Can all surgeons perform minimally invasive surgery?
Doctors who use minimally invasive surgical techniques have undergone highly specialised training. In the case of robotic surgery, doctors must be formally credentialled before they can offer this type of surgery to patients. In Australia, Adam is one of only a few gynaecological oncologists who have undertaken advanced training in robotic-assisted surgery.
What are the benefits of minimally invasive surgery?

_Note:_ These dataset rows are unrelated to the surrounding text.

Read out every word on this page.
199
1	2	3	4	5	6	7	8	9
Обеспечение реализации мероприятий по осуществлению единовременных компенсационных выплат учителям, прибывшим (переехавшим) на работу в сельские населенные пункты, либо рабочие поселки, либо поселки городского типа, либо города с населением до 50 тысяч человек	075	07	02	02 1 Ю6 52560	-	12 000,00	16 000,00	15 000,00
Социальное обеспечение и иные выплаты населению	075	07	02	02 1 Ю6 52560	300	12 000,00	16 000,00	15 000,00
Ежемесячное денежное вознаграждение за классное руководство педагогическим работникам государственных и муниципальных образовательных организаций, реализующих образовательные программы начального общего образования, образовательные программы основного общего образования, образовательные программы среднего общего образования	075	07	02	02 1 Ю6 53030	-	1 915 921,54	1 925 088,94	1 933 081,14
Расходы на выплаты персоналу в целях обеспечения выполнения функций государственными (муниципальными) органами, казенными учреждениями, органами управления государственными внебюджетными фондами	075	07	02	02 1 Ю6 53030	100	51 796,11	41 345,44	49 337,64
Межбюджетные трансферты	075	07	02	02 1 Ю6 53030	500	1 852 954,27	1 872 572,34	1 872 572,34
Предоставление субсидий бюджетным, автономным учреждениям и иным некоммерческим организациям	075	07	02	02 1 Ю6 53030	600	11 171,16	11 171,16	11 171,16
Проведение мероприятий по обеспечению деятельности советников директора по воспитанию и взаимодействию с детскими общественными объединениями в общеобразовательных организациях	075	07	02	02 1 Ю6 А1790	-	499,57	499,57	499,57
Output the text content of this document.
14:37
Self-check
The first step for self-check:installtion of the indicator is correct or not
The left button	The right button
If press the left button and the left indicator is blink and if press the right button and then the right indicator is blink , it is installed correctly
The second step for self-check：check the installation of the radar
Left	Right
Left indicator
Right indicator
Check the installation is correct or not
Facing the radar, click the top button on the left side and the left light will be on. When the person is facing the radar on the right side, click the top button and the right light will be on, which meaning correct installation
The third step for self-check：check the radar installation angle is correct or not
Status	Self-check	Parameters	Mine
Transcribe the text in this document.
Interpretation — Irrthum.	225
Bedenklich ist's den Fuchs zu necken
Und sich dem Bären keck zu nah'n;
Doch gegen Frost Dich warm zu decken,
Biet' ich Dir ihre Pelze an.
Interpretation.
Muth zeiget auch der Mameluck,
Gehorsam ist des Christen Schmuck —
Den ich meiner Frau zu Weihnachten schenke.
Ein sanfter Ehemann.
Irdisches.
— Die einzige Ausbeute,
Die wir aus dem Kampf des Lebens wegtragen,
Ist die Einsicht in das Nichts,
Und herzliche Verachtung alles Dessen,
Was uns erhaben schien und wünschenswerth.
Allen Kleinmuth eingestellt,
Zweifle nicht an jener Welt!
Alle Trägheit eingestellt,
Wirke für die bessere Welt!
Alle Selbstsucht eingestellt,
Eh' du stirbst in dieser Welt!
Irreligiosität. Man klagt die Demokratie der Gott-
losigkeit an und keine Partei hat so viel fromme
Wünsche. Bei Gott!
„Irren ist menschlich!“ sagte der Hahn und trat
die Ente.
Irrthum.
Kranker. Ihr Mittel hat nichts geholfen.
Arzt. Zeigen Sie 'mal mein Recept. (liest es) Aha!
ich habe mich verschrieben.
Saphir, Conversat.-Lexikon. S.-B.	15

Apart from the obvious reduction in scarring compared to traditional ‘open’ surgery, minimally invasive surgery can also offer other benefits. Minimally invasive surgical techniques are generally associated with faster recovery times, an earlier return to work and fewer complications, compared to open surgery.
When is minimally invasive surgery appropriate?
These days, most benign gynaecological problems can be managed with minimally invasive surgical techniques. Minimally invasive surgery is also becoming the standard approach for managing endometrial and cervical cancer. In most cases, Adam can offer patients robotic or laparoscopic surgery rather than open surgery.
What happens if I can’t have minimally invasive surgery?
Adam has also had extensive training in open surgery so if a minimally invasive approach cannot be achieved for any reason, he can proceed with open surgery instead.